A primeira reportagem resgata a história das ações afirmativas nas universidades brasileiras. “Experimentando essa proposta de outro fazer jornalístico, eu não tratei o pesquisador da área como um especialista e o estudante que faz parte de um coletivo como apenas um personagem. Todos tiveram uma participação mais ativa dentro da reportagem”, observa Martins. Já a segunda reportagem trata das mulheres negras e a carreira científica, citando pesquisadoras que trabalham dentro e fora das universidades. “Foi muito importante ouvir os depoimentos dessas cientistas sobre como fazer parte de um coletivo negro que marcou a trajetória delas e como isso também abriu espaço para mudar a agenda de pesquisa dentro da universidade.”
Para Kanashiro, o trabalho mexe com a percepção do que é o jornalismo científico ao não apenas investir em uma bibliografia composta por autoras negras, mas também ao questionar como se constrói o material jornalístico e como se escolhem as fontes de informação. “É muito complexo mover o lugar da expertise que está muito enraizado dentro das universidades, ou seja, as pessoas que têm legitimidade para falar sobre ciência – que, em geral, não são as pessoas racializadas.”


Ciência e ficção
O segundo trabalho, a dissertação de mestrado de Bianca Mafra Elia, tem como foco a cultura do samba-rock – parte da cultura negra de São Paulo, considerada patrimônio cultural imaterial da cidade – por meio das ações do Projeto Groove 011, um grupo que mobiliza centenas de pessoas em aulas públicas de dança. A elaboração da pesquisa deu-se lado a lado com a de um documentário sobre esse estilo musical e os bailes de garagem, o que também influenciou a criação de uma metodologia científica que diverge da tradicional.
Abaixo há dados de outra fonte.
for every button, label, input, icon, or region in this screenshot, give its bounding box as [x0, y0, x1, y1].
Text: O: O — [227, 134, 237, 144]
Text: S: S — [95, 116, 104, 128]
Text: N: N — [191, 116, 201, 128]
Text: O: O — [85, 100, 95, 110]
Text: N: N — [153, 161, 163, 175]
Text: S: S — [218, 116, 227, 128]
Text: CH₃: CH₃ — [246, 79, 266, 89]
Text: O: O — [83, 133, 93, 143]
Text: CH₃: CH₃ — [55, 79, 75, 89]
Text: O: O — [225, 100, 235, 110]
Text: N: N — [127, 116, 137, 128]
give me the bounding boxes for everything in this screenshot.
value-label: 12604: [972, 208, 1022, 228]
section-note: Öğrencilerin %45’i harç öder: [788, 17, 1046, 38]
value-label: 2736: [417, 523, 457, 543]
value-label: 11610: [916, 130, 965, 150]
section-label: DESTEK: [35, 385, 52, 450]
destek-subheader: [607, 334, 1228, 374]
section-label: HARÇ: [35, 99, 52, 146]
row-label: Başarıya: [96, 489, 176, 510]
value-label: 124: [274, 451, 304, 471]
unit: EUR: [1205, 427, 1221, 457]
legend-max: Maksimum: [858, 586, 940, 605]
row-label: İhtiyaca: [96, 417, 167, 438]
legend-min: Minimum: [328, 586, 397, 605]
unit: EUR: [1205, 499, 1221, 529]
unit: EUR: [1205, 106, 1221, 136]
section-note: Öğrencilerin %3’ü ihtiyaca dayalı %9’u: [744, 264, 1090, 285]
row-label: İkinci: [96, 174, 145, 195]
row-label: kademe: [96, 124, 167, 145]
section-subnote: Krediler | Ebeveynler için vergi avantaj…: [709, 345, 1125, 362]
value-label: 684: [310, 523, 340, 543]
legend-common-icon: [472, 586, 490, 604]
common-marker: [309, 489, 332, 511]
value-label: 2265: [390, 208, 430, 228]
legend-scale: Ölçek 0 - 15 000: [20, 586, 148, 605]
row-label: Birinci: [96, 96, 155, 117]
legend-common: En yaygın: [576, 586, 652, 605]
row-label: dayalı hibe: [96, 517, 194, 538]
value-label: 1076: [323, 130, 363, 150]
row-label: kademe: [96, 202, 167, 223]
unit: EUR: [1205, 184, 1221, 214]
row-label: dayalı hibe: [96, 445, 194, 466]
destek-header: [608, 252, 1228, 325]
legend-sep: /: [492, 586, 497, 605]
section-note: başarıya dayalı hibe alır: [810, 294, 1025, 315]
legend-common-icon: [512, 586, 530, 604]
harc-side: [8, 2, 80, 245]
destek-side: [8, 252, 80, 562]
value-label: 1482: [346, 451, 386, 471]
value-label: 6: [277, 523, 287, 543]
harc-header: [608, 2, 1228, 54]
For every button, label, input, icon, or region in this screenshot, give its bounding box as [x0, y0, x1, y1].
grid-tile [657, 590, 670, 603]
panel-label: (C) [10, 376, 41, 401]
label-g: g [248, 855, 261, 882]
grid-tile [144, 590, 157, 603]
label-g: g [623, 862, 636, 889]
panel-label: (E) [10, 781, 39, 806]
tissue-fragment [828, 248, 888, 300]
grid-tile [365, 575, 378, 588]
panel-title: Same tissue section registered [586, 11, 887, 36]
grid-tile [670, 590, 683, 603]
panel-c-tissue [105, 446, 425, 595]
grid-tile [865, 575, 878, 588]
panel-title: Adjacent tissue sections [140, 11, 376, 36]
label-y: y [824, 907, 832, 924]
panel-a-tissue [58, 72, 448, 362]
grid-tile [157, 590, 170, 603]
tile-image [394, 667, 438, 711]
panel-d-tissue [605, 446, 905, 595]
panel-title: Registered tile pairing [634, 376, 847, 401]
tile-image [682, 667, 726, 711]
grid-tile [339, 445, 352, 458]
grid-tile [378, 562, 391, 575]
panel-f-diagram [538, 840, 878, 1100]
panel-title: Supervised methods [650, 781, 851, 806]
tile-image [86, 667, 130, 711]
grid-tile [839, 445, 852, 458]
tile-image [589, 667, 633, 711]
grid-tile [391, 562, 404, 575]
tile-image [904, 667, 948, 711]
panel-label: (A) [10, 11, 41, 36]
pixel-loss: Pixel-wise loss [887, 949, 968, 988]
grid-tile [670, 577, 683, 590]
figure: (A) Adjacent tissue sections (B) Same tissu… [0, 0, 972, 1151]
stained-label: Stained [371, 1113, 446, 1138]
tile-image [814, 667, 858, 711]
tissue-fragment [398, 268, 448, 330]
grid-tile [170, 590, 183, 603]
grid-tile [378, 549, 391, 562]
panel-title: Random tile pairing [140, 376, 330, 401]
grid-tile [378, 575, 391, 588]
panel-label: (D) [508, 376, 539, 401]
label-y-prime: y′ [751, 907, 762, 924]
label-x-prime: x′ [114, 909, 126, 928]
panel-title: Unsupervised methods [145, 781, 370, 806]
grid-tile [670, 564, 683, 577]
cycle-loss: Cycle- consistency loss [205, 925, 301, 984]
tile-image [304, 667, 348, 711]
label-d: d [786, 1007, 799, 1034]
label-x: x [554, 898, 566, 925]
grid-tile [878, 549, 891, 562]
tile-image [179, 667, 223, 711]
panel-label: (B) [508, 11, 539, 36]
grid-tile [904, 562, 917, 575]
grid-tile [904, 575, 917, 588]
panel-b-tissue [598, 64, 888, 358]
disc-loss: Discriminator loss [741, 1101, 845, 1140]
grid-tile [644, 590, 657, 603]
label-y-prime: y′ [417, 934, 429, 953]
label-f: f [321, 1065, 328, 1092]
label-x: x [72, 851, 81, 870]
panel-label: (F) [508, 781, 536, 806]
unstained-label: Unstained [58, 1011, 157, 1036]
Nesse sentido, a pesquisa buscou se afastar da ideia de abordar com distanciamento as entrevistas dos membros do Groove 011, usando, ao invés disso, as informações para a narração de cenas, mesclando realidade e ficção. “Eu transformo isso em cheiro, em som, em diálogo. Minha intenção é fazer com o que o leitor entre na história, e não que leia uma pesquisa a partir da minha análise. Isso foi importante para que eu não reforçasse o papel de uma pesquisadora branca querendo decodificar o universo negro de forma distante e fria.”
Em um trabalho imersivo de campo, Elia participou das aulas semanais de samba-rock oferecidas em diferentes espaços de São Paulo, entre 2022 e 2024: Clube Desportivo Municipal (CDM) Anchieta, saída da estação do metrô Tamanduateí e Vale do Anhangabaú, além de eventos pontuais. Sua experiência pessoal faz parte da dissertação, colocando a própria branquitude como uma questão central de reflexão.


O caminhar pela cidade, um conceito inspirado no trabalho do filósofo francês Frédéric Gros, também compõe o processo de construção da pesquisa. Kanashiro destaca um trecho do texto que relaciona os pontos de encontro do Groove 011 com os rios canalizados durante o processo de modernização de São Paulo. “É onde você também tem uma população negra, empobrecida, que o projeto moderno de cidade quer invisibilizar. A possibilidade de essas pessoas estarem nesses espaços não mais pela marcação social negativa com que normalmente são vistas aparece no trabalho de Elia como pulsão de vida, com esses corpos negros dançantes na cidade.”
Kanashiro ressalta, por fim, a participação ativa no processo da banca examinadora, formada pelos professores da Unicamp Marcos Barbai e Carolina Cantarino, durante a realização da pesquisa: “Isso também rompe com hierarquias e promove reconhecimentos”.